Our research reveals four important lessons underpinning lost opportunities for local farmers. First is policy fluctuations which affected price transmission but also stability of markets. For instance, a 2021 report by Lusaka Times shows that on 10 February 2021, the Government of Zambia banned the importation of onions (Lusaka Times, 2021). This ban was aimed at presenting an opportunity to local producers to capitalize on supplying the onions. Interestingly, a month later on 26 March 2021, there are reports that the government reversed this ban, arguing that local producers failed to meet the demand. The lifting of the ban allowed 100,000Metric tonnes (Mt) of onions into the country as a move to ‘normalize prices of onions.’ Little debate ensued on how to address the deficit in the short-term. Ignored also was how the country have boosted production to meet market demand. Was there really a shortage of onion supply in the country? Was it a question of production (availability) or question of access? What about quality and product specification issues vis a vis chain stores and other off takers? These are questions for policy but also for producers.

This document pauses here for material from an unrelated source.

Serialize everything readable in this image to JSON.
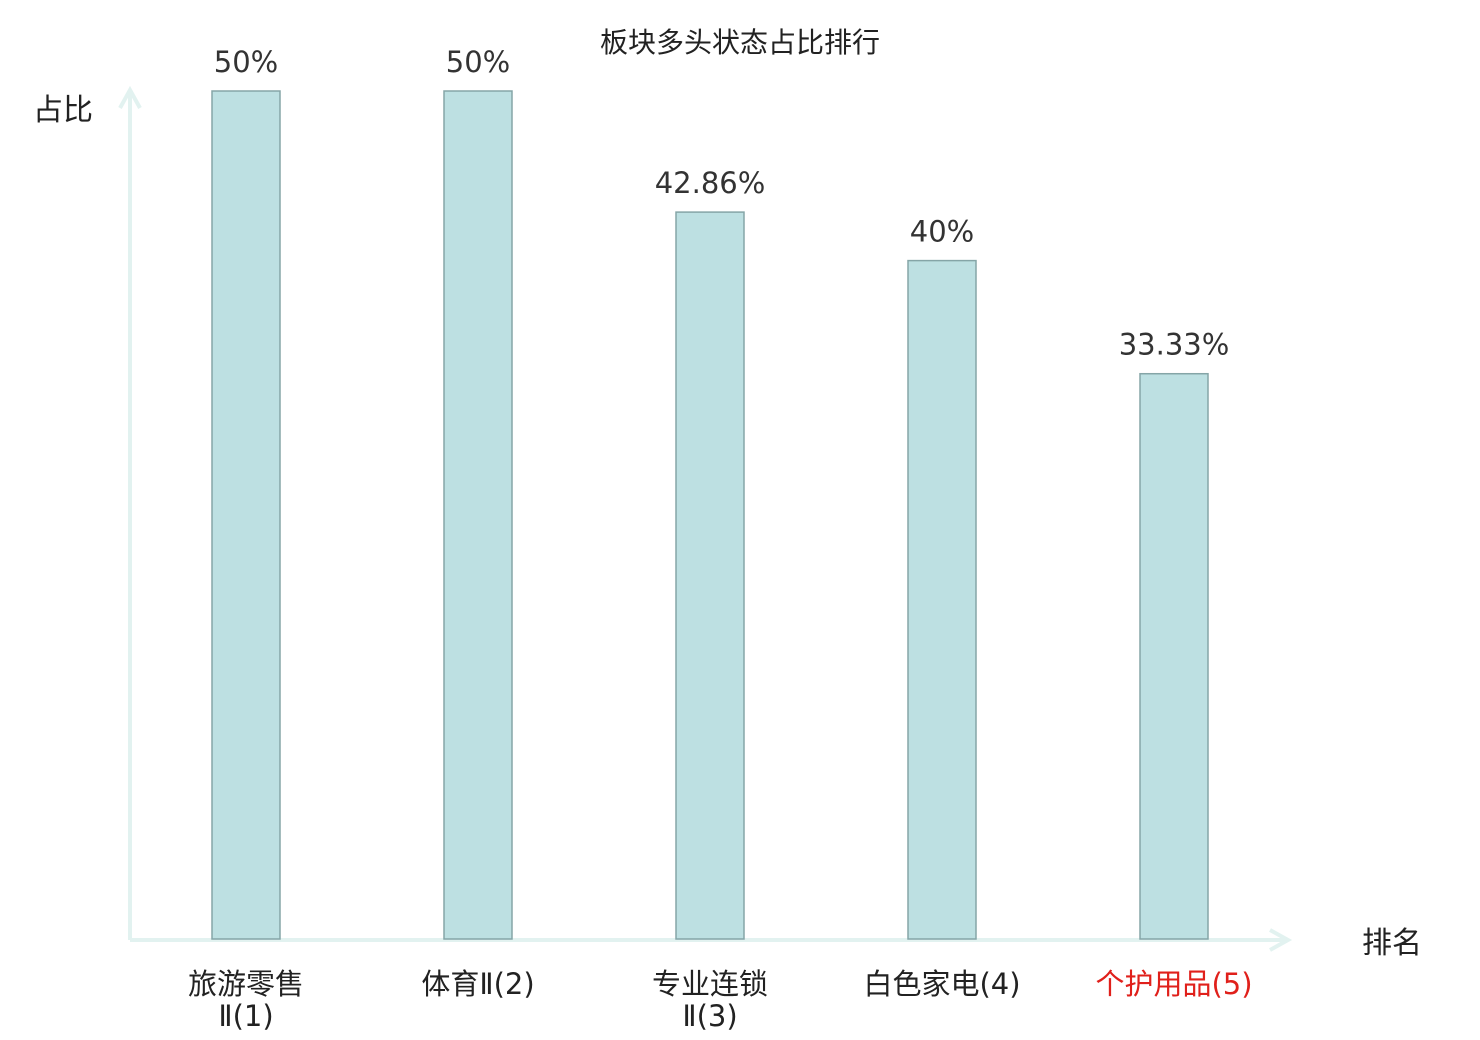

Second is the issue of smallholder capacity. Since independence, successful governments have followed maize-centric policies and support towards agriculture has unfortunately narrowly been viewed that way. Agricultural support in Zambia has largely revolved around food security, only now are measures aimed at broadening value chain support emerging. COVID-19 exposed this gap as producers failed to garner enough quantities or failed to meet specific specifications. This is reflective of historical interventions that failed to see agriculture in its broader sense beyond food security.
Third is the question of infrastructure. More broadly, in Zambia (as with other countries across sub-Saharan Africa) infrastructure deficiencies are typically framed in terms of a “financing gap” in need of private capital. There are issues around transport infrastructure, with some producers poorly linked to markets. COVID-19 containment measures did not help rural producers and in many cases did not emphasise safe trading. One consequence of this relates to a fourth component on unclear market linkages. As far as we know, there has been no mapping of how different agro-ecological zones in Zambia could be linked to what markets. This potential disjoint is a major issue facing local producers. There is potential here for interventions to explore and understand dynamics related to territorial markets or prospects for collective marketing and bulking centres. These gaps have been laid bear with COVID-19.
COVID-19 pandemic has exposed fragilities in Zambia food systems at different levels. It is time to reflect and think carefully about our future sources of food, who producers and for which markets. There is need to think beyond the COVID-19 gaze here and plan with a long-term perspective beyond traditional silos. The materiality of specific agriculture produce mean farmers cannot automatically respond to market demands – and here lies the point. The current government has ambitiously increased Community Development Fund (CDF). Whereas it is too early to explore and understand impacts, CDF, we contend, can be deployed in such a way as to build regional competitiveness. Constituencies can explore potential of joint infrastructure projects that can aim to build regional trade competitiveness and enhance wealth accumulation for the locals. There is scope for innovation here but actual realities might be more complicated than we might think.
Dr Simon Manda is Non-Visiting Senior Research at the Centre for Trade Policy and Development under the Trade and Development Desk.